Я поперхнулся и поднял на него мутный сонный взор.
– С чего бы это?
– Да так… Вы ведь, простите великодушно, немного… трус.
Вот это было, как обухом по голове. Ничего себе заявленьице! Меня много кем обзывали, но, чтобы трусом…
Я сердито отставил кефир и положил недоеденное печенье.
– Да не обижайтесь вы! – хлопнул меня по колену Гольданцев. – Я, конечно, сказал обидную вещь, но, поверьте, без желания обидеть. Просто не мог и вообразить, что человек без веской причины, станет отказываться от тайны, равной по масштабу египетским пирамидам, а, может, и того больше! Это ненормально! Это против человеческой природы! Все эти дни я размышлял, и вот – сделал вывод.
– Хорош вывод, – надулся я. – Пользуетесь моим зависимым положением и попросту оскорбляете. А вот я сейчас возьму, плюну на все и уйду!
– Не уйдете, – ласково улыбнулся Гольданцев. – Вы ведь не только трус, но ещё и собственник. И то, что вам кажется оскорблением, на самом деле самые естественные и самые распространенные человеческие качества. Судите сами – страх лишиться своего имущества заставил вас принять меня, хотя в первый момент очень хотелось выгнать, не так ли?
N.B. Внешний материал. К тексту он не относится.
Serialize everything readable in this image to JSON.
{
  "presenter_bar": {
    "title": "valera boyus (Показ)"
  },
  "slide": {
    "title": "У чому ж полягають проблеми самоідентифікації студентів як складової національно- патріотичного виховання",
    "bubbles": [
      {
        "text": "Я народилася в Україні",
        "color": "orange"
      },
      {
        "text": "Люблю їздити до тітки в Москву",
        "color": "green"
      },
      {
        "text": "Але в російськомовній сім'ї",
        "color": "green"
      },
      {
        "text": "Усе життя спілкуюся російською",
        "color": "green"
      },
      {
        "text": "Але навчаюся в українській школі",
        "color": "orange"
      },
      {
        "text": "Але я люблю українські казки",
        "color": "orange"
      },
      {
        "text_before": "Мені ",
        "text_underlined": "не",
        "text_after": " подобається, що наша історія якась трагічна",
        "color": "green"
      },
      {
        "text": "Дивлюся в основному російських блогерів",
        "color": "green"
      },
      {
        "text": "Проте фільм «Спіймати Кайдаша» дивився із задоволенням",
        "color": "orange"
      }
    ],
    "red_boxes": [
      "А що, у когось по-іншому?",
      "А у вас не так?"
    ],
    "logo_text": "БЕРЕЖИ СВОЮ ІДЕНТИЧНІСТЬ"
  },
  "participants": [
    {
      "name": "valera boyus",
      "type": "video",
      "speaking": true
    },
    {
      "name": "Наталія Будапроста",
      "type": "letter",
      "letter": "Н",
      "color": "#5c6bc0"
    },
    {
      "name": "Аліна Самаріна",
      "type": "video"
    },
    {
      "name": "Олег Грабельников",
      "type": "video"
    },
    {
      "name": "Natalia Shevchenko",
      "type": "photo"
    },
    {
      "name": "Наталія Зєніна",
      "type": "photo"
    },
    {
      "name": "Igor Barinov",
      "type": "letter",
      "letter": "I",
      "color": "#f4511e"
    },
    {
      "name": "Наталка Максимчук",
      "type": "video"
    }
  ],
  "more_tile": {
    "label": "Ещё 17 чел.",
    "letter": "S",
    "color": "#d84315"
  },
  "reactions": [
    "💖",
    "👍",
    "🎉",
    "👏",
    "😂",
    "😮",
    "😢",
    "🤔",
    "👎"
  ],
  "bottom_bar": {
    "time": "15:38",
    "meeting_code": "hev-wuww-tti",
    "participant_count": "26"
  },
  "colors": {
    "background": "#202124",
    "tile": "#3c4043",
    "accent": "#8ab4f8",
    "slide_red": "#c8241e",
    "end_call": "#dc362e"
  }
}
– Не так! – брякнул я слишком поспешно и тут же отвел взгляд.
Черт! Этот Гольданцев, для ученого фанатика, был слишком уж проницателен. И мое вранье, конечно же, от него не укрылось.
– А вот я думаю, что именно это вы и хотели сделать, – невозмутимо продолжил он. – И даже могу попытаться угадать причину этого. Хотите?
– Ну, попытайтесь.
Я, с напускной иронией, закинул ногу на ногу и, обхватив ладонями колено, вызывающе уставился на Гольданцева.
– Все дело в вашем дяде, – уверенно заявил тот. – И не опускайте глаза, я уже увидел в них, что угадал верно. Василий Львович, наверняка, оставил вам устное или письменное завещание, в котором строго-настрого запретил связываться со мной. И, особенно, если я приду с какой-нибудь завлекательной тайной. Но беда в том, что наши близкие, любя нас и желая оградить от бед, не могут предугадать всех жизненных обстоятельств, в которых нам предстоит оказаться. Мой отец даже собирался уничтожить свои записи, лишь бы я не сунул в них нос, но, к счастью, рука не поднялась. Не сумей я продолжить его дело, многое, ох, многое, пошло бы в моей жизни не так… А теперь… Видите, я живой и здоровый.., действительно здоровый, хоть вы, наверняка, считаете меня немного безумным, сижу тут, разговариваю с вами и даже оказываю посильную помощь в разрешении ваших проблем. Заметьте, кстати, что помощь оказывается именно благодаря той самой страшной и опасной тайне, которой вас так запугали… Да, не спорю, для отца и для Василия Львовича она действительно оказалась роковой, но я-то пошел дальше! Я понял их ошибку, не стал её повторять, благодаря чему познал много больше, чем мой отец. И теперь остается совсем чуть-чуть до открытия того единственного компонента, который обезопасит всю тайну в целом! Грубо говоря, я занят поиском противоядия для того безрассудного эксперимента, который поставили на себе мой отец и ваш дядя.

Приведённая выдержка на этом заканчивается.